4. Hook everything together.

def train_and_export(parsed_flags):
  """Train the MNIST LSTM model and export to TfLite."""
  model = MnistLstmModel(
      time_steps=28,
      input_size=28,
      num_lstm_layer=2,
      num_lstm_units=64,
      units=64,
      num_class=10)
  tf.logging.info('Starts training...')
  train(model, parsed_flags.model_dir)
  tf.logging.info('Finished training, starts exporting to tflite to %s ...' %
                  parsed_flags.tflite_model_file)
  export(model, parsed_flags.model_dir, parsed_flags.tflite_model_file,
         parsed_flags.use_post_training_quantize)
  tf.logging.info(
      'Finished exporting, model is %s' % parsed_flags.tflite_model_file)


def run_main(_):
  """Main in the TfLite LSTM tutorial."""
  parser = argparse.ArgumentParser(
      description=('Train a MNIST recognition model then export to TfLite.'))
  parser.add_argument(
      '--model_dir',
      type=str,
      help='Directory where the models will store.',
      required=True)
  parser.add_argument(
      '--tflite_model_file',
      type=str,
      help='Full filepath to the exported tflite model file.',
      required=True)
  parser.add_argument(
      '--use_post_training_quantize',
      action='store_true',
      default=True,
      help='Whether or not to use post_training_quantize.')
  parsed_flags, _ = parser.parse_known_args()
  train_and_export(parsed_flags)


def main():
  app.run(main=run_main, argv=sys.argv[:1])
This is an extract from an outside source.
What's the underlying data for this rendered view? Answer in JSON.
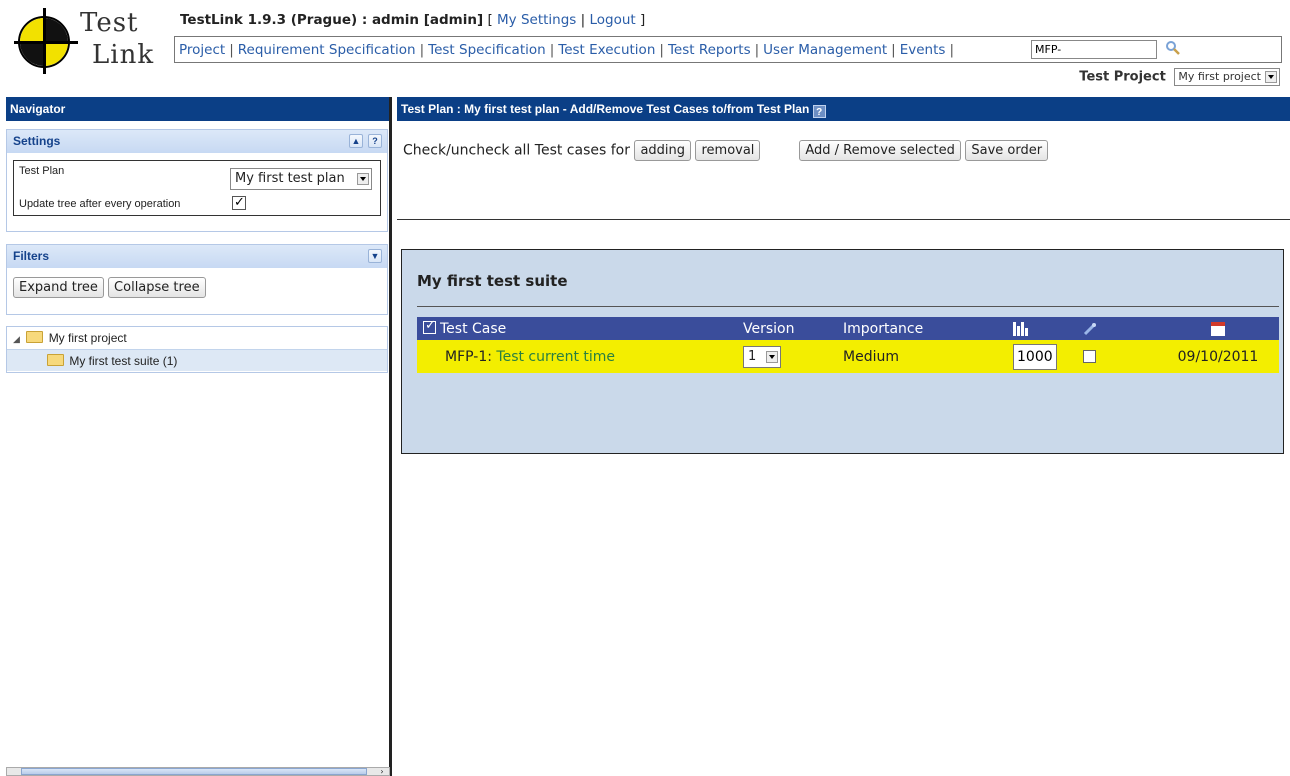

if __name__ == '__main__':
  main()

5. Visualize the exported TensorFlow Lite model.

Let's go to where the TensorFlow Lite model is exported and use Netron to visualize the graph.

See below.

Exported TensorFlow Lite Model.

Caveat

Currently, tf.lite.experimental.nn.dynamic_rnn & tf.lite.experimental.nn.bidirectional_dynamic_rnn only supports control_flow_v2, you can this on by setting the environment variable TF_ENABLE_CONTROL_FLOW_V2=1, see in the tutorial.
Currently, sequence_length is not supported, prefer to set it to None.
num_unit_shards & num_proj_shards in LSTMCell are not supported as well.
Currently, final_state is not supported.
Currently, tf.lite.experimental.nn.dynamic_rnn & tf.lite.experimental.nn.bidirectional_dynamic_rnn only takes time_major=True.
The behavior of tf.lite.experimental.nn.bidirectional_dynamic_rnn is a wrapper around tf.nn.bidirectional_dynamic_rnn, not tf.contrib.rnn.stack_bidirectional_dynamic_rnn.